History: As I mentioned in my post on the Martini, the history of the Martinez is quite murky. It is often attributed to Jerry Thomas, the "father of American mixology." He worked at the Occidental Hotel in San Francisco, and the story goes that he would mix this cocktail up for commuters catching the ferry to Martinez. But it was not included in the first edition of his Bartender's Guide, and there is no definitive proof that he created the recipe. The first mention of it in print is in O. H. Byron's 1884 Modern Bartender's Guide, three years before the recipe was published in the 1887 edition of Thomas' book.
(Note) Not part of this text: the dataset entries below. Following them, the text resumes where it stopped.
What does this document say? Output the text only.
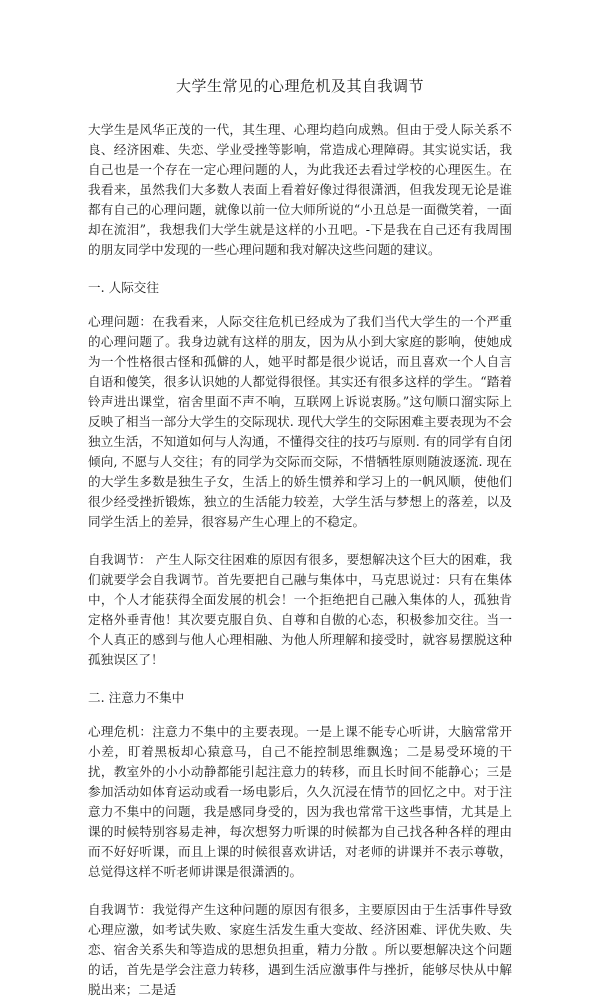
大学生常见的心理危机及其自我调节

大学生是风华正茂的一代，其生理、心理均趋向成熟。但由于受人际关系不良、经济困难、失恋、学业受挫等影响，常造成心理障碍。其实说实话，我自己也是一个存在一定心理问题的人，为此我还去看过学校的心理医生。在我看来，虽然我们大多数人表面上看着好像过得很潇洒，但我发现无论是谁都有自己的心理问题，就像以前一位大师所说的“小丑总是一面微笑着，一面却在流泪”，我想我们大学生就是这样的小丑吧。-下是我在自己还有我周围的朋友同学中发现的一些心理问题和我对解决这些问题的建议。

一. 人际交往

心理问题：在我看来，人际交往危机已经成为了我们当代大学生的一个严重的心理问题了。我身边就有这样的朋友，因为从小到大家庭的影响，使她成为一个性格很古怪和孤僻的人，她平时都是很少说话，而且喜欢一个人自言自语和傻笑，很多认识她的人都觉得很怪。其实还有很多这样的学生。“踏着铃声进出课堂，宿舍里面不声不响，互联网上诉说衷肠。”这句顺口溜实际上反映了相当一部分大学生的交际现状. 现代大学生的交际困难主要表现为不会独立生活，不知道如何与人沟通，不懂得交往的技巧与原则. 有的同学有自闭倾向, 不愿与人交往；有的同学为交际而交际，不惜牺牲原则随波逐流. 现在的大学生多数是独生子女，生活上的娇生惯养和学习上的一帆风顺，使他们很少经受挫折锻炼，独立的生活能力较差，大学生活与梦想上的落差，以及同学生活上的差异，很容易产生心理上的不稳定。

自我调节： 产生人际交往困难的原因有很多，要想解决这个巨大的困难，我们就要学会自我调节。首先要把自己融与集体中，马克思说过：只有在集体中，个人才能获得全面发展的机会！一个拒绝把自己融入集体的人，孤独肯定格外垂青他！其次要克服自负、自尊和自傲的心态，积极参加交往。当一个人真正的感到与他人心理相融、为他人所理解和接受时，就容易摆脱这种孤独误区了！

二. 注意力不集中

心理危机：注意力不集中的主要表现。一是上课不能专心听讲，大脑常常开小差，盯着黑板却心猿意马，自己不能控制思维飘逸；二是易受环境的干扰，教室外的小小动静都能引起注意力的转移，而且长时间不能静心；三是参加活动如体育运动或看一场电影后，久久沉浸在情节的回忆之中。对于注意力不集中的问题，我是感同身受的，因为我也常常干这些事情，尤其是上课的时候特别容易走神，每次想努力听课的时候都为自己找各种各样的理由而不好好听课，而且上课的时候很喜欢讲话，对老师的讲课并不表示尊敬，总觉得这样不听老师讲课是很潇洒的。

自我调节：我觉得产生这种问题的原因有很多，主要原因由于生活事件导致心理应激，如考试失败、家庭生活发生重大变故、经济困难、评优失败、失恋、宿舍关系失和等造成的思想负担重，精力分散 。所以要想解决这个问题的话，首先是学会注意力转移，遇到生活应激事件与挫折，能够尽快从中解脱出来；二是适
Byron's version is clearly a variation of the Manhattan, which gives us a pretty clear cocktail genealogy of Manhattan > Martinez > Martini.
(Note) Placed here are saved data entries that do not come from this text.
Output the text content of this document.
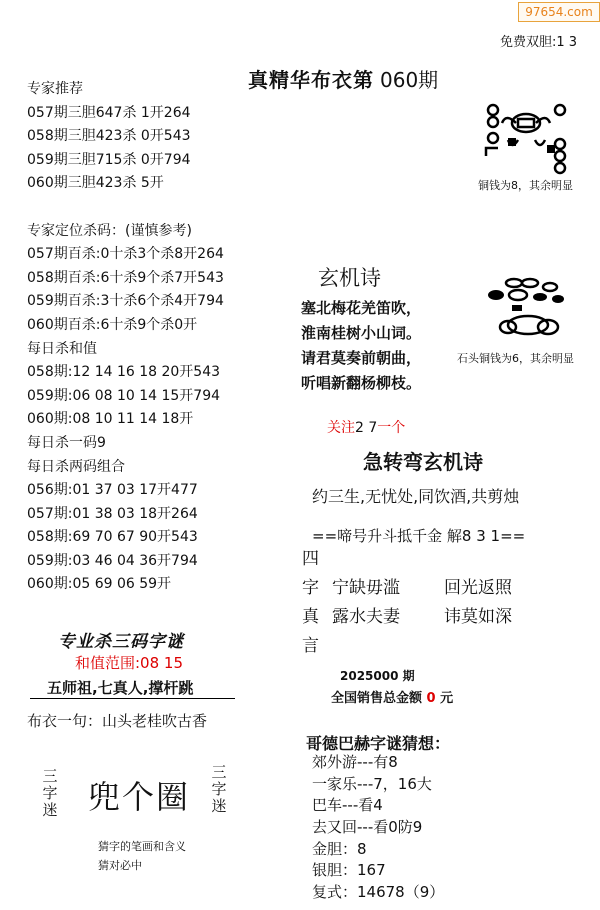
97654.com
免费双胆:1 3
真精华布衣第 060期
专家推荐
057期三胆647杀 1开264
058期三胆423杀 0开543
059期三胆715杀 0开794
060期三胆423杀 5开
专家定位杀码：(谨慎参考)
057期百杀:0十杀3个杀8开264
058期百杀:6十杀9个杀7开543
059期百杀:3十杀6个杀4开794
060期百杀:6十杀9个杀0开
每日杀和值
058期:12 14 16 18 20开543
059期:06 08 10 14 15开794
060期:08 10 11 14 18开
每日杀一码9
每日杀两码组合
056期:01 37 03 17开477
057期:01 38 03 18开264
058期:69 70 67 90开543
059期:03 46 04 36开794
060期:05 69 06 59开
专业杀三码字谜
和值范围:08 15
五师祖,七真人,撑杆跳
布衣一句：山头老桂吹古香
三字迷 兜个圈
三字迷
猜字的笔画和含义
猜对必中
铜钱为8，其余明显
石头铜钱为6，其余明显
玄机诗
塞北梅花羌笛吹，
淮南桂树小山词。
请君莫奏前朝曲，
听唱新翻杨柳枝。
关注2 7一个
急转弯玄机诗
约三生,无忧处,同饮酒,共剪烛
==啼号升斗抵千金 解8 3 1==
四
字 宁缺毋滥	回光返照
真 露水夫妻	讳莫如深
言
2025000 期
全国销售总金额 0 元
哥德巴赫字谜猜想：
郊外游---有8
一家乐---7，16大
巴车---看4
去又回---看0防9
金胆：8
银胆：167
复式：14678（9）
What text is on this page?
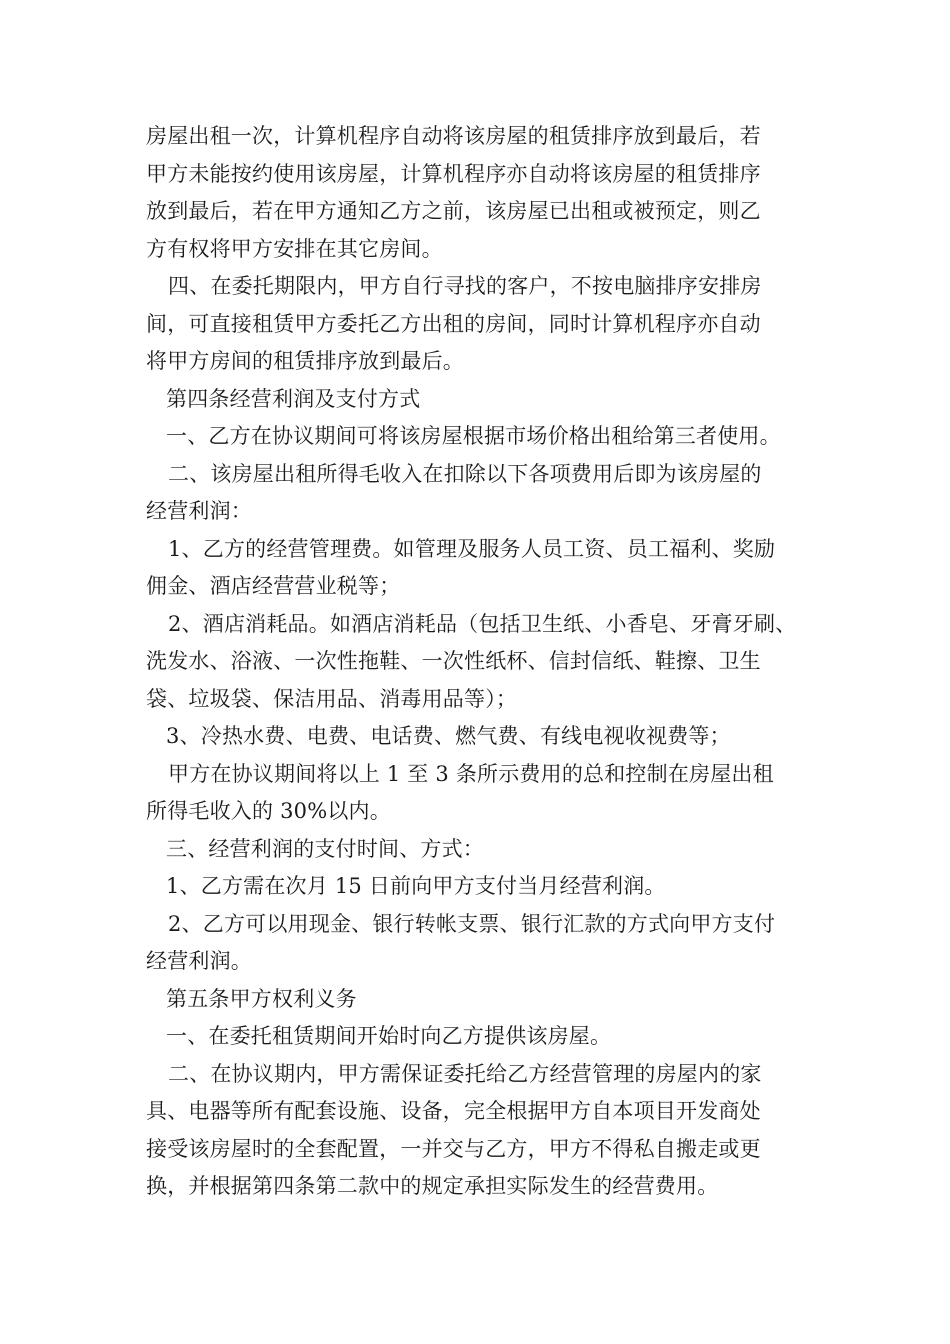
房屋出租一次，计算机程序自动将该房屋的租赁排序放到最后，若
甲方未能按约使用该房屋，计算机程序亦自动将该房屋的租赁排序
放到最后，若在甲方通知乙方之前，该房屋已出租或被预定，则乙
方有权将甲方安排在其它房间。
四、在委托期限内，甲方自行寻找的客户，不按电脑排序安排房
间，可直接租赁甲方委托乙方出租的房间，同时计算机程序亦自动
将甲方房间的租赁排序放到最后。
第四条经营利润及支付方式
一、乙方在协议期间可将该房屋根据市场价格出租给第三者使用。
二、该房屋出租所得毛收入在扣除以下各项费用后即为该房屋的
经营利润：
1、乙方的经营管理费。如管理及服务人员工资、员工福利、奖励
佣金、酒店经营营业税等；
2、酒店消耗品。如酒店消耗品（包括卫生纸、小香皂、牙膏牙刷、
洗发水、浴液、一次性拖鞋、一次性纸杯、信封信纸、鞋擦、卫生
袋、垃圾袋、保洁用品、消毒用品等）；
3、冷热水费、电费、电话费、燃气费、有线电视收视费等；
甲方在协议期间将以上 1 至 3 条所示费用的总和控制在房屋出租
所得毛收入的 30%以内。
三、经营利润的支付时间、方式：
1、乙方需在次月 15 日前向甲方支付当月经营利润。
2、乙方可以用现金、银行转帐支票、银行汇款的方式向甲方支付
经营利润。
第五条甲方权利义务
一、在委托租赁期间开始时向乙方提供该房屋。
二、在协议期内，甲方需保证委托给乙方经营管理的房屋内的家
具、电器等所有配套设施、设备，完全根据甲方自本项目开发商处
接受该房屋时的全套配置，一并交与乙方，甲方不得私自搬走或更
换，并根据第四条第二款中的规定承担实际发生的经营费用。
I should note that there are a half-dozen other versions of the Martinez's origin, from a bartender in the town of Martinez whipping it up to it being a celebratory cocktail for a gold miner who struck it rich. But however the drink came about, it was soon quite popular.
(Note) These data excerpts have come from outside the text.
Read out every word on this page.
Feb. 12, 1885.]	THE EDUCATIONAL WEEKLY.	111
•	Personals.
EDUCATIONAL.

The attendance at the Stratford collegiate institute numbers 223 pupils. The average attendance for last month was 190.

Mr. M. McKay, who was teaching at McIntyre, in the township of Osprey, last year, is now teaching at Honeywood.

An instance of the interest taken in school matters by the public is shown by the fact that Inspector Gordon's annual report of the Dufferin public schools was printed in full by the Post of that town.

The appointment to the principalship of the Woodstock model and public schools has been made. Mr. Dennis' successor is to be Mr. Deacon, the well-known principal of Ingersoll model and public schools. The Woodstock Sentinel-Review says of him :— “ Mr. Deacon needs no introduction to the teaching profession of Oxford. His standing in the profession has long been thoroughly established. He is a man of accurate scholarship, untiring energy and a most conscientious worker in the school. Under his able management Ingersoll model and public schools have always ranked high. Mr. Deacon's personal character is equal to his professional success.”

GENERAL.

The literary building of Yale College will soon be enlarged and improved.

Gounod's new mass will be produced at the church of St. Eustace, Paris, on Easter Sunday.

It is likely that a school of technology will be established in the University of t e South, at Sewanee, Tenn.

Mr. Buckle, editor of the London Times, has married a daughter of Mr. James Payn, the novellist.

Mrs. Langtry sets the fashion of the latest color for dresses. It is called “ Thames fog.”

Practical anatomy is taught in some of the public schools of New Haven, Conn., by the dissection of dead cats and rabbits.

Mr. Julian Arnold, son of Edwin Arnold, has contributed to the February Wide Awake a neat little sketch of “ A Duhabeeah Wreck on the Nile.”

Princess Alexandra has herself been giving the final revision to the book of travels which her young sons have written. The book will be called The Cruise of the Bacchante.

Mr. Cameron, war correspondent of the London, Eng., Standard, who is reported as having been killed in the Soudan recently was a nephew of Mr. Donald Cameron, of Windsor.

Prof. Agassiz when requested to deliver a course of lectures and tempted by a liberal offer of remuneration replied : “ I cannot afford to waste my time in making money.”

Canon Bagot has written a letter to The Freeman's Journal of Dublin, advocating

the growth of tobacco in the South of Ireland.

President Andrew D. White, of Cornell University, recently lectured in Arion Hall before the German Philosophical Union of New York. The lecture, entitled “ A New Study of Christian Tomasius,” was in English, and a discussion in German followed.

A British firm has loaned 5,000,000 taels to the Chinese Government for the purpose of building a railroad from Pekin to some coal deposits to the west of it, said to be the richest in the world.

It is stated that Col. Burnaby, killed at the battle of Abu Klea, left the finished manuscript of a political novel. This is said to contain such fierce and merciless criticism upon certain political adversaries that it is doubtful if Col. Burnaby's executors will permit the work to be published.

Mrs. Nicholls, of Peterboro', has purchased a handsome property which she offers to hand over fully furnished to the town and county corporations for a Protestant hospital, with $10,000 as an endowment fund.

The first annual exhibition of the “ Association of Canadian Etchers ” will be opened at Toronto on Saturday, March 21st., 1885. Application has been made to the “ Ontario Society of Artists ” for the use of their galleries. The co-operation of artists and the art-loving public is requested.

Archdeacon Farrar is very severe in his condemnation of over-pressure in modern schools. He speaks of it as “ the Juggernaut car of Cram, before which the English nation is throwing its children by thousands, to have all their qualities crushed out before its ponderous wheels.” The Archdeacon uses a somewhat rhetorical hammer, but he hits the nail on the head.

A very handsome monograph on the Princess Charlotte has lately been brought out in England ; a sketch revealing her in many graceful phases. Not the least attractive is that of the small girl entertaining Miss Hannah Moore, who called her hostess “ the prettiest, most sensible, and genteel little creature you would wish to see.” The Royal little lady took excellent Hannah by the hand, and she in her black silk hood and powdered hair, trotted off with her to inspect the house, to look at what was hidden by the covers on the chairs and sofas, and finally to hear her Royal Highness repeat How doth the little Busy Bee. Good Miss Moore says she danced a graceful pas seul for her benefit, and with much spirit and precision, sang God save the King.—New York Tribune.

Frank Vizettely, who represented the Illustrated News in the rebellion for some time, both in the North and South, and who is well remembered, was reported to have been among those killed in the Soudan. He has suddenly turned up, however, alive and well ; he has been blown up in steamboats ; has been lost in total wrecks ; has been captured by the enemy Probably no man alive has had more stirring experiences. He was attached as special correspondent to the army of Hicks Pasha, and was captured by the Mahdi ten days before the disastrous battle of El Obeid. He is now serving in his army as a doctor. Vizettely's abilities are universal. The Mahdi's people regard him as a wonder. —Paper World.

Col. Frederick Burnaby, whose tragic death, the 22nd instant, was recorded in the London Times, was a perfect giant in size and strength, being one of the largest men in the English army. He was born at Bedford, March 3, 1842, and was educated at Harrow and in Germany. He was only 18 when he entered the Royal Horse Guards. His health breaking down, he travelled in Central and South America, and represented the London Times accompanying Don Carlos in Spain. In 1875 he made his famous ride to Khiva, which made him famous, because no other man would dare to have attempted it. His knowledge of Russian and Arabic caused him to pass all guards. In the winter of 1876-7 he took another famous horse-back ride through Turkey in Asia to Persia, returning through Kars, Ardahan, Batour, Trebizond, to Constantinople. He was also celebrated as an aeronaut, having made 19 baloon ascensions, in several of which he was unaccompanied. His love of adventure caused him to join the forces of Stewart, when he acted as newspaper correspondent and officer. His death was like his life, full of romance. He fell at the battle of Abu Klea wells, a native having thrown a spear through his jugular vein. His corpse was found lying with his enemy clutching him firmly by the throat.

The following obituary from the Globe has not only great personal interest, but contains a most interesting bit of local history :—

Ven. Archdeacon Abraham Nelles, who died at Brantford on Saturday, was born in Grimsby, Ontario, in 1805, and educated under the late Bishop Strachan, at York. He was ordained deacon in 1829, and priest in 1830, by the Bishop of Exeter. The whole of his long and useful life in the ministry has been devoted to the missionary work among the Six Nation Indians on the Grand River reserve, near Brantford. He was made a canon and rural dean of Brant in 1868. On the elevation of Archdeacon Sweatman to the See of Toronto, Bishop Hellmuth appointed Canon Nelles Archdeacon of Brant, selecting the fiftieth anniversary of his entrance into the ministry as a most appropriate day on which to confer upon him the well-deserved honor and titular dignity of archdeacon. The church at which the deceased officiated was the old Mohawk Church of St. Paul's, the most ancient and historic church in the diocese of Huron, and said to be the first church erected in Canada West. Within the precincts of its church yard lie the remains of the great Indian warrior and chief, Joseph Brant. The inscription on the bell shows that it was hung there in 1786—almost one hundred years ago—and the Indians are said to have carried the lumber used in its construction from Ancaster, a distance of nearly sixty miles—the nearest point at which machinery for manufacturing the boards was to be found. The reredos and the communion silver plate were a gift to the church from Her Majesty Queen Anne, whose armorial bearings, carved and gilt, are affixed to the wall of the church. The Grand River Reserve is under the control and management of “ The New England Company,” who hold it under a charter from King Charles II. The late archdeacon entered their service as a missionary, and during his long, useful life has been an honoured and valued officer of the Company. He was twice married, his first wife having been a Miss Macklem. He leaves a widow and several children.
So why didn't this popularity persist? One factor was certainly the decline of Old Tom gin and the preference for drier cocktails, as I mentioned above. It's thought that this turned the Martinez into the Martini. Additionally, a Martinez recipe usually calls for Boker's Bitters, which went out of production in 1906. The recipe was lost for over a century, until a man showed up at the London Bar Show with a small bottle. Dr. Adam Elmegirab studied the tiny sample for 18 months in order to replicate the original recipe. He began selling Boker's Bitters once again in 2009. If you don't have a bottle (like me), a combination of Angostura and orange bitters is a decent substitute.

And finally, there isn't really one definitive recipe for the Martinez. Even Byron's book wasn't clear on exactly how to make one. Byron provides two different recipes for the Manhattan - one with dry vermouth and one with sweet - and then instructs to swap the rye for Old Tom gin to make a Martinez. Both versions persisted, with the drier one experiencing more popularity for a time, but ultimately sweet vermouth won out, perhaps because it was what Jerry Thomas used. Even now, bartenders seem to consider the Martinez a drink that's open to interpretation, with different ratios of gin to vermouth and even additions such as curaçao or absinthe. I found multiple versions of the recipe and tried several to determine what I liked best. The winner is below.

Martinez

2 oz Old Tom gin
1 oz sweet vermouth
1/4 oz maraschino liqueur
2 dashes Boker's bitters
or
2 dashes Angostura bitters
2 dashes orange bitters

Combine all ingredients in a mixing glass with ice and stir until chilled. Strain into a cocktail or coupe glass and garnish with an orange twist and/or a brandied cherry.

Recipe adapted from The Kitchn.
Historical information mostly from Imbibe and Gin Foundry.